Plasma wire arc additive manufacturing and its influence on high-carbon steel substrate properties

Steels with a high carbon content are considered to be difficult to weld. High carbon equivalent indicates not only problems when joining such steels but also when using them as substrate in additive manufacturing (AM). In this study, the possibility of manufacturing a high-strength steel structure on a high-carbon steel substrate using plasma wire arc additive manufacturing (PWAAM) is demonstrated. This study deals with the thermal history and its effects on the substrate resulting from a multilayer build-up. In-substrate temperature measurements as well as metallographic and hardness measurement will provide an understanding of the influence of the process on the substrate. Additionally, a local pre-heating concept using penetration depth induction (PDI) is considered. PDI also enables energy rearrangement in which energy is removed from the AM process and introduced directly into the substrate by PDI. These variants of the preheating concept are also being investigated concerning their effects on the substrate and its properties.
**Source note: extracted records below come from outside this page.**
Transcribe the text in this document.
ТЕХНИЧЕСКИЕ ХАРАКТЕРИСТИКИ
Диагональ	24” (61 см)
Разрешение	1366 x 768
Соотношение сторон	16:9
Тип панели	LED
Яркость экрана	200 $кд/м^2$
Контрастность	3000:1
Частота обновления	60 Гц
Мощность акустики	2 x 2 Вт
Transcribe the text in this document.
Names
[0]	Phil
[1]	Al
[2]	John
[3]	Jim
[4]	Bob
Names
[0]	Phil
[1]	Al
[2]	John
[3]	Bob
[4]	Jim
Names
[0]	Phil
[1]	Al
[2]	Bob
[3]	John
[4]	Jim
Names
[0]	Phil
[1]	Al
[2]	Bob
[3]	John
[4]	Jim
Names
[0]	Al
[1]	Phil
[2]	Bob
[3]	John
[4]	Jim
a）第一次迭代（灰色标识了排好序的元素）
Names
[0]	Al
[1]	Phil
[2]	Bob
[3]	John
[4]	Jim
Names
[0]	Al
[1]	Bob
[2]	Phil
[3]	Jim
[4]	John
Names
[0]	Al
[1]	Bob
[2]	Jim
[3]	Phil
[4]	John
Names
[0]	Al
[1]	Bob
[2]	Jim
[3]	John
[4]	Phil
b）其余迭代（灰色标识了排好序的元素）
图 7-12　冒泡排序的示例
A comparison of multilayer buildup without and with PDI is intended to show the differences but also the possibilities that can be achieved with the PDI approach. The investigations carried out are intended to create the basis for a quality AM structure on a high-carbon steel substrate as well as optimized properties of the substrate. It is also shown that the transition zone between the substrate and the AM structure is not trivial for such a material combination.